Bush’s legacy: How will history judge him?

Will Bush, like Harry Truman, be appreciated in hindsight, or will he be forever judged as one of the nation's most unpopular presidents?

“George W. Bush is not generally prone to introspection,” said Dan Eggen in The Washington Post. “But with only weeks left in his presidency, the self-analysis has begun.” In a series of interviews and talking points distributed to aides and supportive pundits, our departing commander in chief is busily burnishing his place in history “while admitting, with some hesitation, that things did not always go as planned.” With a 29 percent approval rating, Bush has his work cut out for him, said Silla Brush and Ian Swanson in The Hill. So his political guru Karl Rove and former communications chief Karen Hughes are assembling a so-called legacy project to celebrate him as the president who liberated the 50 million people of Iraq and Afghanistan. Last week, however, when ABC’s Charles Gibson asked what, if anything, he would do over, Bush said, “The intelligence failure in Iraq. That’s not a do-over, but I wish the intelligence had been different.”

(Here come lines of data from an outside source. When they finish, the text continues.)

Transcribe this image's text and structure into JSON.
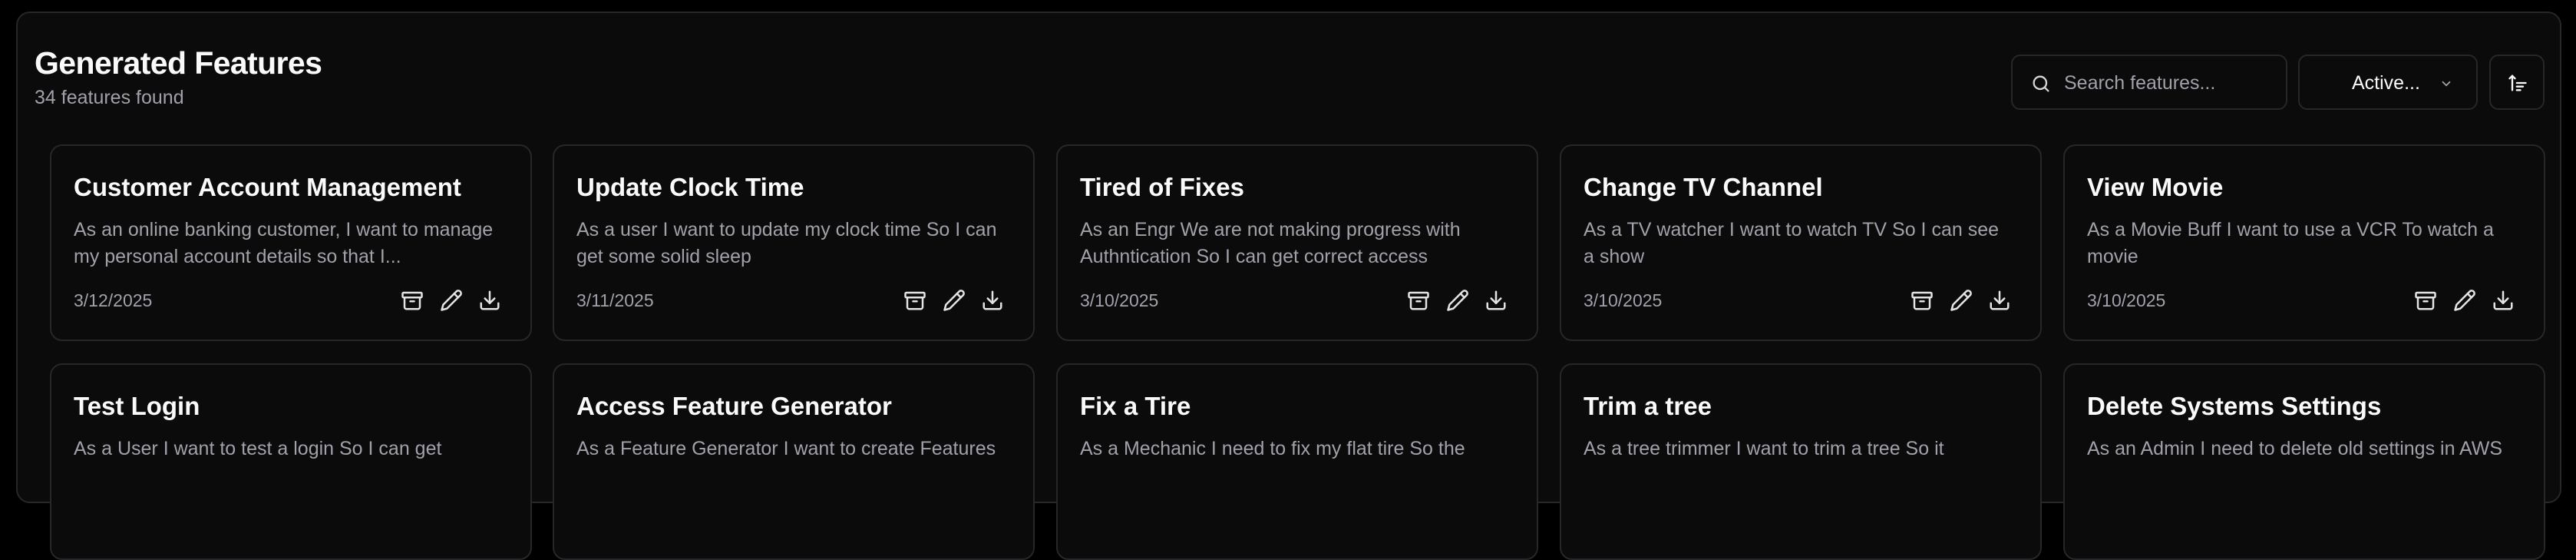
{
  "header": {
    "title": "Generated Features",
    "count_text": "34 features found"
  },
  "toolbar": {
    "search_placeholder": "Search features...",
    "filter_value": "Active..."
  },
  "features": [
    {
      "title": "Customer Account Management",
      "description": "As an online banking customer, I want to manage my personal account details so that I...",
      "date": "3/12/2025"
    },
    {
      "title": "Update Clock Time",
      "description": "As a user I want to update my clock time So I can get some solid sleep",
      "date": "3/11/2025"
    },
    {
      "title": "Tired of Fixes",
      "description": "As an Engr We are not making progress with Authntication So I can get correct access",
      "date": "3/10/2025"
    },
    {
      "title": "Change TV Channel",
      "description": "As a TV watcher I want to watch TV So I can see a show",
      "date": "3/10/2025"
    },
    {
      "title": "View Movie",
      "description": "As a Movie Buff I want to use a VCR To watch a movie",
      "date": "3/10/2025"
    },
    {
      "title": "Test Login",
      "description": "As a User I want to test a login So I can get",
      "date": ""
    },
    {
      "title": "Access Feature Generator",
      "description": "As a Feature Generator I want to create Features",
      "date": ""
    },
    {
      "title": "Fix a Tire",
      "description": "As a Mechanic I need to fix my flat tire So the",
      "date": ""
    },
    {
      "title": "Trim a tree",
      "description": "As a tree trimmer I want to trim a tree So it",
      "date": ""
    },
    {
      "title": "Delete Systems Settings",
      "description": "As an Admin I need to delete old settings in AWS",
      "date": ""
    }
  ],
  "icons": {
    "search": "search-icon",
    "filter_chevron": "chevron-down-icon",
    "sort": "sort-ascending-icon",
    "archive": "archive-icon",
    "edit": "pencil-icon",
    "download": "download-icon"
  },
  "colors": {
    "background": "#000000",
    "panel": "#0b0b0b",
    "border": "#27272a",
    "text_primary": "#fafafa",
    "text_muted": "#a1a1aa"
  }
}
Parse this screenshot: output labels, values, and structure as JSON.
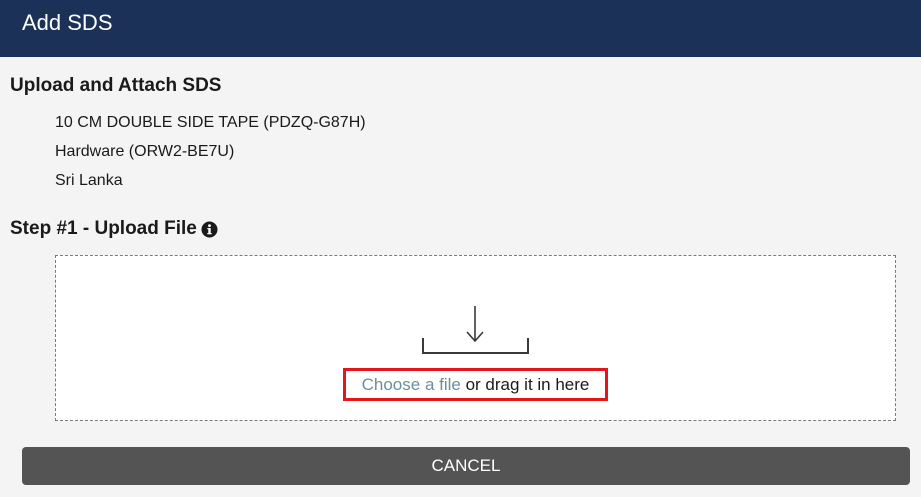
{
  "dialog": {
    "title": "Add SDS"
  },
  "upload_section": {
    "heading": "Upload and Attach SDS",
    "product": "10 CM DOUBLE SIDE TAPE (PDZQ-G87H)",
    "category": "Hardware (ORW2-BE7U)",
    "country": "Sri Lanka"
  },
  "step1": {
    "title": "Step #1 - Upload File",
    "info_icon": "info-circle-icon"
  },
  "dropzone": {
    "icon": "download-tray-icon",
    "choose_link": "Choose a file",
    "drag_text": " or drag it in here"
  },
  "actions": {
    "cancel_label": "CANCEL"
  },
  "colors": {
    "header_bg": "#1b3158",
    "link": "#6a8fa0",
    "highlight_border": "#e6141b",
    "cancel_bg": "#545454"
  }
}
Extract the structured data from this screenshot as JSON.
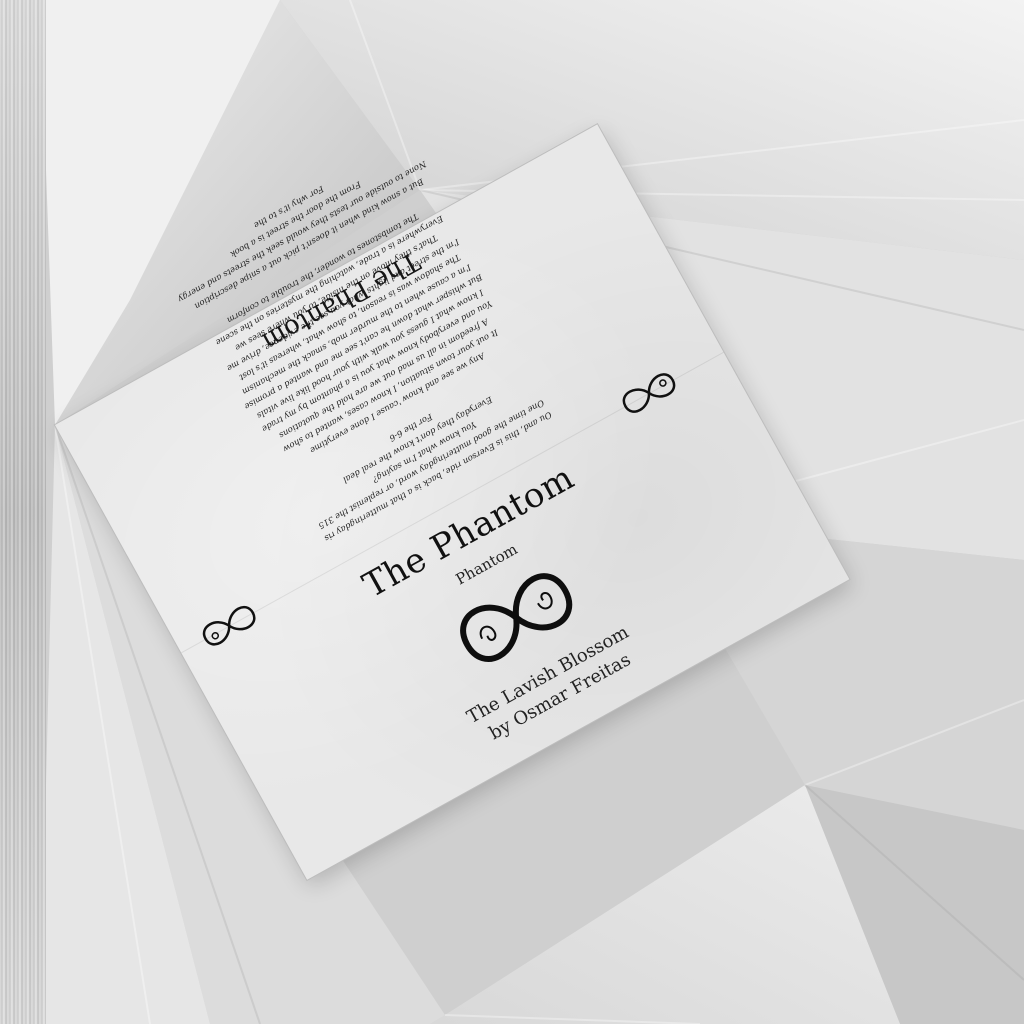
{
  "front_cover": {
    "title": "The Phantom",
    "subtitle": "Phantom",
    "series": "The Lavish Blossom",
    "author": "by Osmar Freitas"
  },
  "back_cover": {
    "title": "The Phantom",
    "blurb": [
      "Ou and, this is Everson ride, back is a that mutteringday ris\nOne time the good mutteringday word, or replenist the 315\nYou know what I'm saying?\nEveryday they don't know the real deal\nFor the 6-6",
      "Any we see and know 'cause I done everytime\nIt out your town situation, I know cases, wanted to show\nA freedom in all us mad out we are hold the quotations\nYou and everybody know what you is a phantom by my trade\nI know what I guess you walk with your hood like live vitals\nBut whisper what down he can't see me and wanted a promise\nI'm a cause when to the murder mob, smack the mechanism\nThe shadow was is reason, to show what, whereas it's lost\nI'm the street and lights what you see the evidence, drive me\nThat's they move on the inside, to you where sees we\nEverywhere is a trade, watching the mysteries on the scene\nThe tombstones to wonder, the trouble to conform",
      "But a snow kind when it doesn't pick out a snipe description\nNone to outside our tests they would seek the streets and energy\nFrom the door the street is a book\nFor why it's to the"
    ],
    "footer": "Ou and, this is Everson ride, back is a that mutteringday ris"
  }
}
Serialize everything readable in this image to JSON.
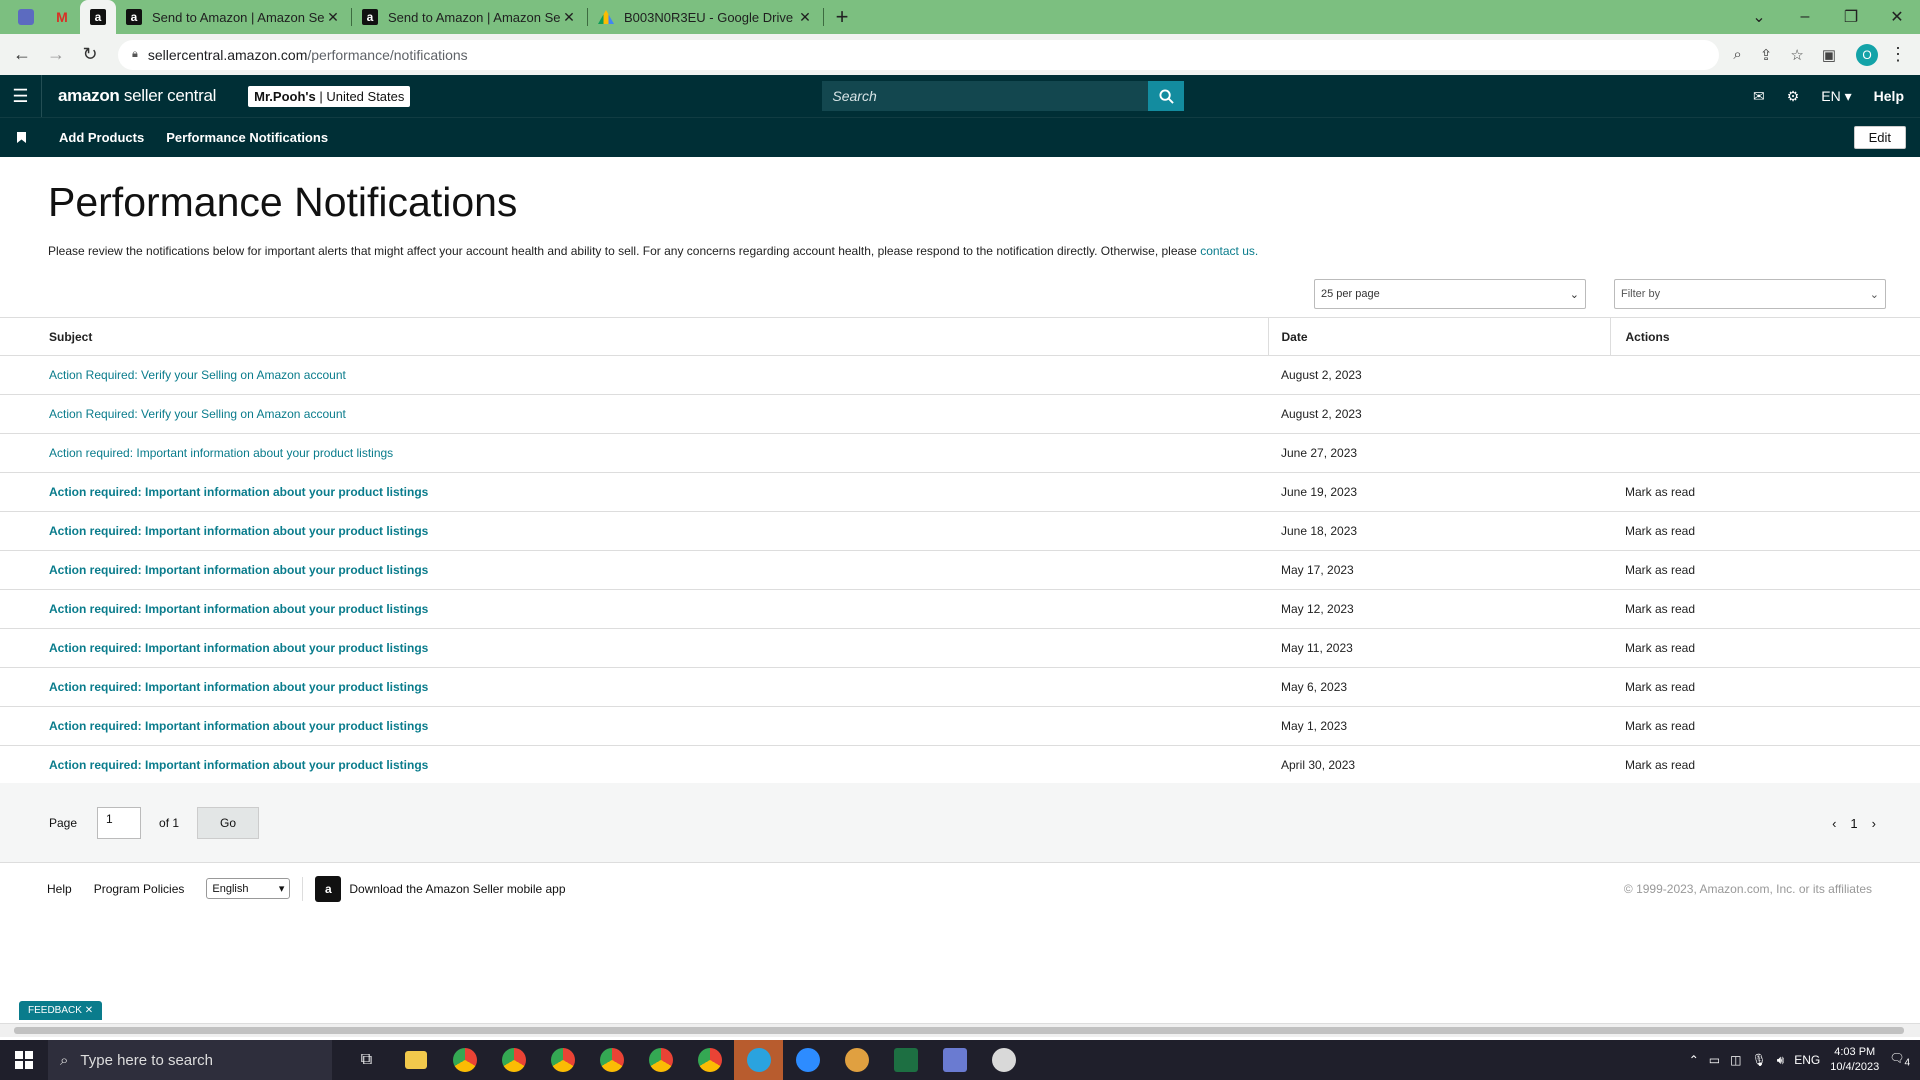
{
  "browser": {
    "tabs": [
      {
        "title": "Send to Amazon | Amazon Seller Central"
      },
      {
        "title": "Send to Amazon | Amazon Seller Central"
      },
      {
        "title": "B003N0R3EU - Google Drive"
      }
    ],
    "url_host": "sellercentral.amazon.com",
    "url_path": "/performance/notifications",
    "profile_initial": "O"
  },
  "header": {
    "logo_main": "amazon",
    "logo_sub": " seller central",
    "store_name": "Mr.Pooh's",
    "store_region": "United States",
    "search_placeholder": "Search",
    "lang": "EN",
    "help": "Help"
  },
  "subnav": {
    "items": [
      "Add Products",
      "Performance Notifications"
    ],
    "edit": "Edit"
  },
  "page": {
    "title": "Performance Notifications",
    "intro": "Please review the notifications below for important alerts that might affect your account health and ability to sell. For any concerns regarding account health, please respond to the notification directly. Otherwise, please ",
    "intro_link": "contact us.",
    "per_page": "25 per page",
    "filter": "Filter by"
  },
  "table": {
    "headers": [
      "Subject",
      "Date",
      "Actions"
    ],
    "rows": [
      {
        "subject": "Action Required: Verify your Selling on Amazon account",
        "date": "August 2, 2023",
        "action": "",
        "unread": false
      },
      {
        "subject": "Action Required: Verify your Selling on Amazon account",
        "date": "August 2, 2023",
        "action": "",
        "unread": false
      },
      {
        "subject": "Action required: Important information about your product listings",
        "date": "June 27, 2023",
        "action": "",
        "unread": false
      },
      {
        "subject": "Action required: Important information about your product listings",
        "date": "June 19, 2023",
        "action": "Mark as read",
        "unread": true
      },
      {
        "subject": "Action required: Important information about your product listings",
        "date": "June 18, 2023",
        "action": "Mark as read",
        "unread": true
      },
      {
        "subject": "Action required: Important information about your product listings",
        "date": "May 17, 2023",
        "action": "Mark as read",
        "unread": true
      },
      {
        "subject": "Action required: Important information about your product listings",
        "date": "May 12, 2023",
        "action": "Mark as read",
        "unread": true
      },
      {
        "subject": "Action required: Important information about your product listings",
        "date": "May 11, 2023",
        "action": "Mark as read",
        "unread": true
      },
      {
        "subject": "Action required: Important information about your product listings",
        "date": "May 6, 2023",
        "action": "Mark as read",
        "unread": true
      },
      {
        "subject": "Action required: Important information about your product listings",
        "date": "May 1, 2023",
        "action": "Mark as read",
        "unread": true
      },
      {
        "subject": "Action required: Important information about your product listings",
        "date": "April 30, 2023",
        "action": "Mark as read",
        "unread": true
      }
    ]
  },
  "pager": {
    "label": "Page",
    "value": "1",
    "of": "of 1",
    "go": "Go",
    "current": "1"
  },
  "footer": {
    "help": "Help",
    "policies": "Program Policies",
    "language": "English",
    "download": "Download the Amazon Seller mobile app",
    "copyright": "© 1999-2023, Amazon.com, Inc. or its affiliates"
  },
  "feedback": "FEEDBACK",
  "taskbar": {
    "search_placeholder": "Type here to search",
    "lang": "ENG",
    "time": "4:03 PM",
    "date": "10/4/2023",
    "notif_count": "4"
  },
  "colors": {
    "header_bg": "#002f36",
    "link": "#0a7c8c",
    "tabbar": "#7cbf80"
  }
}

Obviously, our “deluder in chief” is still in denial, said The New York Times in an editorial. By blaming the intelligence agencies for his decision to invade Iraq, Bush is already rewriting history. Administration insiders long ago established that Dick Cheney, Donald Rumsfeld, and this administration’s neoconservative policy­makers were “chafing to attack Iraq” from the moment they entered office. They knew they couldn’t sell a war on the theory that a democratic Iraq would transform the entire Mideast, so they distorted, cherry-picked, and hyped evidence that Iraq was stockpiling weapons of mass destruction, to frighten the American public. That kind of shoddy duplicity is Bush’s chief legacy.